Standing Room Only At Jamaica Bay Task Force Meeting
More than 150 people attended a meeting of the Jamaica Bay Task Force on Tuesday, January 29th, at the Jamaica Bay Wildlife Refuge. Representatives from city, state and federal agencies charged with Sandy response and post-storm recovery spoke to the gathering at the Refuge’s Visitors Center .
A standing room only crowd which overflowed into the hallway listened attentively as Jamaica Bay Task Force co-chairs Dan Mundy Sr. and Don Riepe opened their first meeting of the year and the first since the storm. Riepe directs the American Littoral Society’s Northeast chapter. Mundy heads the Jamaica Bay Ecowatchers. The Task Force is a joint effort of both these groups.
Speaking for the NYC Department of Environmental Protection, Commissioner Carter Strickland gave an overview of the city’s efforts during the storm and their part in clean up, including getting water treatment plants back up and running.
Addressing long term impacts and planning, Strickland stated, “Whatever you think of climate change, it is an indisputable fact that in the past 100 years water levels have risen.”
He did point out however that so far Sandy was “an outlier” as far as East Coast storms go. Comparison data from 1920 to 2012 showed only two extreme storm events, one in 1962 and then Sandy.
According to Strickland super storm Sandy’s wave heights were 3-4 times above the height of the 1962 storm.
Superintendent Lisa Canzanelli, speaking for the National Park Service, outlined the damages to and the recovery plans for Gateway National Recreation Area. GNRA, which spreads across parts of Queens, Manhattan, Brooklyn, Staten Island and New Jersey, also includes Jacob Riis Park and Fort Tilden in the Rockaways. Both are currently still closed to the public.
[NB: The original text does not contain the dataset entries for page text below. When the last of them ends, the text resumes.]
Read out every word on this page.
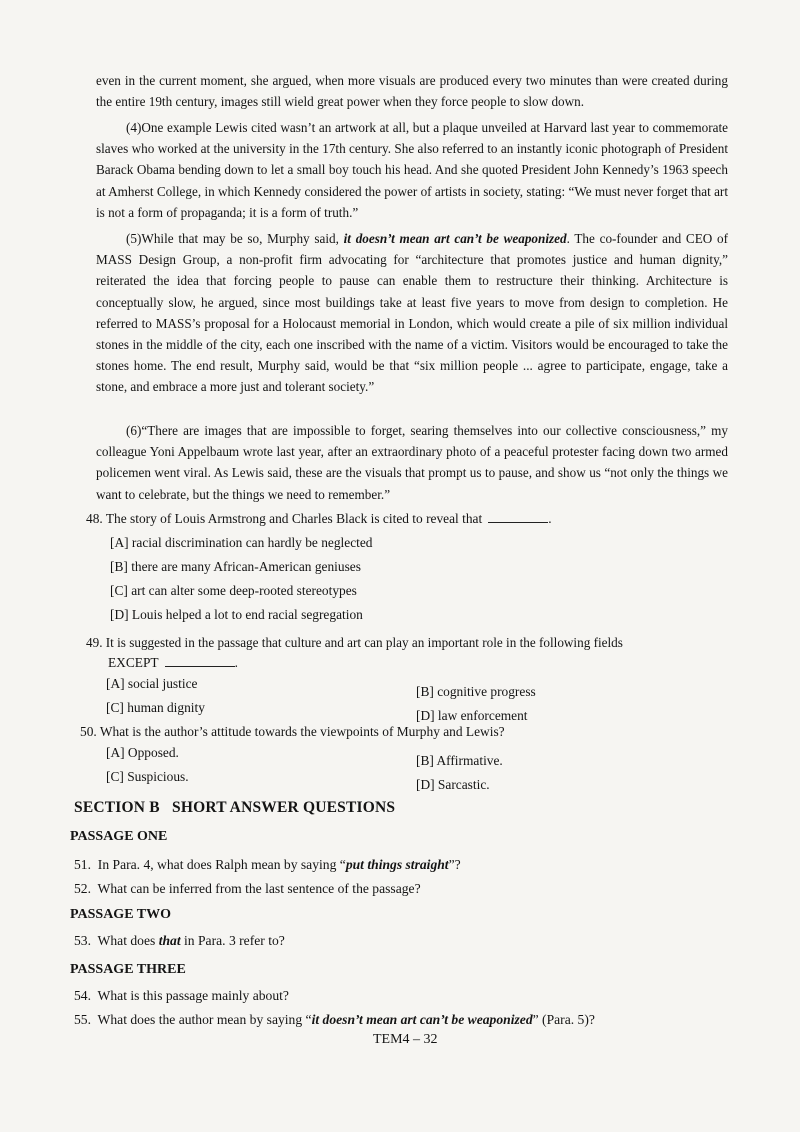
even in the current moment, she argued, when more visuals are produced every two minutes than were created during the entire 19th century, images still wield great power when they force people to slow down.

(4)One example Lewis cited wasn’t an artwork at all, but a plaque unveiled at Harvard last year to commemorate slaves who worked at the university in the 17th century. She also referred to an instantly iconic photograph of President Barack Obama bending down to let a small boy touch his head. And she quoted President John Kennedy’s 1963 speech at Amherst College, in which Kennedy considered the power of artists in society, stating: “We must never forget that art is not a form of propaganda; it is a form of truth.”

(5)While that may be so, Murphy said, it doesn’t mean art can’t be weaponized. The co-founder and CEO of MASS Design Group, a non-profit firm advocating for “architecture that promotes justice and human dignity,” reiterated the idea that forcing people to pause can enable them to restructure their thinking. Architecture is conceptually slow, he argued, since most buildings take at least five years to move from design to completion. He referred to MASS’s proposal for a Holocaust memorial in London, which would create a pile of six million individual stones in the middle of the city, each one inscribed with the name of a victim. Visitors would be encouraged to take the stones home. The end result, Murphy said, would be that “six million people ... agree to participate, engage, take a stone, and embrace a more just and tolerant society.”

(6)“There are images that are impossible to forget, searing themselves into our collective consciousness,” my colleague Yoni Appelbaum wrote last year, after an extraordinary photo of a peaceful protester facing down two armed policemen went viral. As Lewis said, these are the visuals that prompt us to pause, and show us “not only the things we want to celebrate, but the things we need to remember.”

48. The story of Louis Armstrong and Charles Black is cited to reveal that	.
[A] racial discrimination can hardly be neglected
[B] there are many African-American geniuses
[C] art can alter some deep-rooted stereotypes
[D] Louis helped a lot to end racial segregation
49. It is suggested in the passage that culture and art can play an important role in the following fields
EXCEPT	.
[A] social justice
[B] cognitive progress
[C] human dignity
[D] law enforcement
50. What is the author’s attitude towards the viewpoints of Murphy and Lewis?
[A] Opposed.
[B] Affirmative.
[C] Suspicious.
[D] Sarcastic.
SECTION B   SHORT ANSWER QUESTIONS
PASSAGE ONE
51.  In Para. 4, what does Ralph mean by saying “put things straight”?
52.  What can be inferred from the last sentence of the passage?
PASSAGE TWO
53.  What does that in Para. 3 refer to?
PASSAGE THREE
54.  What is this passage mainly about?
55.  What does the author mean by saying “it doesn’t mean art can’t be weaponized” (Para. 5)?
TEM4 – 32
She advised that efforts are underway to try and safely re-open areas such as Fort Tilden as soon as is practical.
Army Corps of Engineers Project Managers Dan Falt and Lenny Hou- ston detailed the Corps’ Bay projects underway before Sandy, which included major work on marsh island restoration.
After the storm, among other things, the Corps took charge of debris disposal at the Riis Park parking lot.
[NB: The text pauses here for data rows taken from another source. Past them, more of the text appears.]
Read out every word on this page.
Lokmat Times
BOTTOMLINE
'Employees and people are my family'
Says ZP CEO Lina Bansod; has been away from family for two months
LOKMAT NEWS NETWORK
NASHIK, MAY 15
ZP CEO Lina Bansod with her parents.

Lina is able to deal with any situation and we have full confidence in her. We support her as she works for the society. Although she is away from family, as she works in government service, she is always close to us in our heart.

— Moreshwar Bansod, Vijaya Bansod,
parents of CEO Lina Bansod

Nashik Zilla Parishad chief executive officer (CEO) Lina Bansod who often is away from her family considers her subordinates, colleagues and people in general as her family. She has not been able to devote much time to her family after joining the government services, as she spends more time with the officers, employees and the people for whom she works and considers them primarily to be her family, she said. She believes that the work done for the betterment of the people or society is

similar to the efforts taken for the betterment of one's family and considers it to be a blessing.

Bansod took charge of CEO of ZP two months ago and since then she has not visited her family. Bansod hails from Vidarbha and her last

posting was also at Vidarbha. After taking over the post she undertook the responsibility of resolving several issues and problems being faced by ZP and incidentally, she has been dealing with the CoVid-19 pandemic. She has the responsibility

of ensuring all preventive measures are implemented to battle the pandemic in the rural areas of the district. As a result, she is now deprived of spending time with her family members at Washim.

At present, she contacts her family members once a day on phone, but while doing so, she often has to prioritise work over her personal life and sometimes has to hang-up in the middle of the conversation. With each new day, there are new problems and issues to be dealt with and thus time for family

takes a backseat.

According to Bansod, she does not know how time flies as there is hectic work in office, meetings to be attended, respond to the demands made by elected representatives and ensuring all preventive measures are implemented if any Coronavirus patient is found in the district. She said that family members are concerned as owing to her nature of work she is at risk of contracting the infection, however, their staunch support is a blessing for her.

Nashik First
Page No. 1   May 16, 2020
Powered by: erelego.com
They also spoke about long term rebuilding and mitigation plans to be undertaken for the Bay and the Atlantic shore.
NYS Department of Environmental Region 2 Director Venetia Lannon spoke next. Along with DEC Supervisor Steve Zahn, she addressed DEC’s work in managing clean up operations, monitoring air quality and making sure all storm debris was safely handled, destroyed and/or disposed of. Relating some recovery facts and figures, Lannon noted for instance that DEC had pumped out approximately 307,000 gallons of residential oil and contaminated water from 1,077 homes, mostly in the Rockaway/Broad Channel area.
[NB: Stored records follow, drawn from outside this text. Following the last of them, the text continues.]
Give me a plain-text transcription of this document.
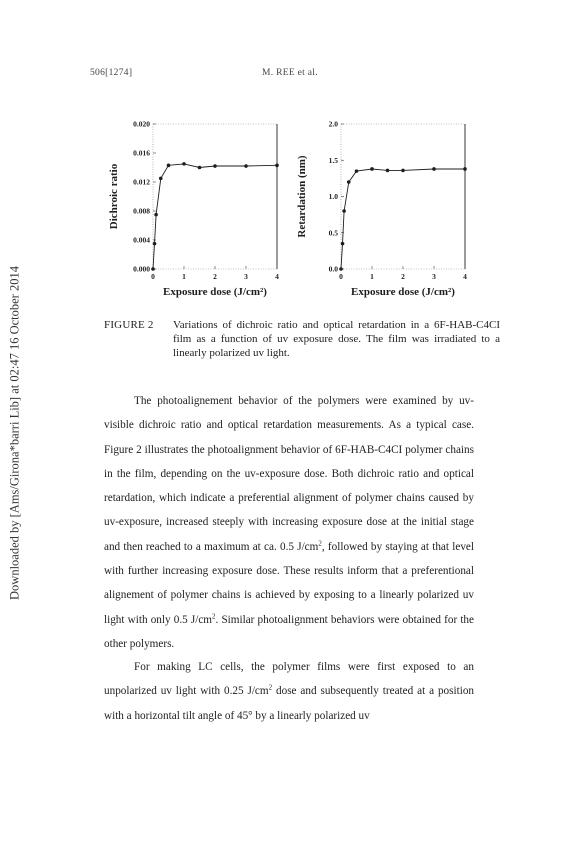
506[1274]	M. REE et al.
Downloaded by [Ams/Girona*barri Lib] at 02:47 16 October 2014	0	1	2	3	4
0.000
0.004
0.008
0.012
0.016
0.020
Exposure dose (J/cm²)
Dichroic ratio
0	1	2	3	4
0.0
0.5
1.0
1.5
2.0
Exposure dose (J/cm²)
Retardation (nm)
FIGURE 2 Variations of dichroic ratio and optical retardation in a 6F-HAB-C4CI film as a function of uv exposure dose. The film was irradiated to a linearly polarized uv light.

The photoalignement behavior of the polymers were examined by uv-visible dichroic ratio and optical retardation measurements. As a typical case. Figure 2 illustrates the photoalignment behavior of 6F-HAB-C4CI polymer chains in the film, depending on the uv-exposure dose. Both dichroic ratio and optical retardation, which indicate a preferential alignment of polymer chains caused by uv-exposure, increased steeply with increasing exposure dose at the initial stage and then reached to a maximum at ca. 0.5 $J/cm^2$, followed by staying at that level with further increasing exposure dose. These results inform that a preferentional alignement of polymer chains is achieved by exposing to a linearly polarized uv light with only 0.5 $J/cm^2$. Similar photoalignment behaviors were obtained for the other polymers.

For making LC cells, the polymer films were first exposed to an unpolarized uv light with 0.25 $J/cm^2$ dose and subsequently treated at a position with a horizontal tilt angle of 45° by a linearly polarized uv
Lannon echoed all participants at the meeting in saying, “The silver lining of this storm is the amazing collaboration between (city, state and federal) agencies.”
Most speakers indicated that recently approved Federal Sandy relief funds would greatly speed the process.
Zahn stated DEC is working to expand a general permit (GPS-2-12-002), which now allows for the swift replacement of existing bulkheads and docks and removal of storm debris.
They are looking to expand the permit to also cover replacing and rebuilding homes.
Each speaker took questions from the audience on a variety of topics after their presentations.
Assemblyman Philip Goldfeder and Queens Borough Deputy President Barry Grodenchik also spoke to the gathering.
Said Goldfeder, “Jamaica Bay was a big part of protecting us during the storm. If we can’t protect Jamaica Bay, we can’t protect our neighborhoods and our families.”
Closing the meeting, Mundy stated, “This was the greatest amount of information disseminated at any task force meeting.”
Both Mundy and Riepe invited all to attend upcoming meetings and look for future events sponsored by the task force.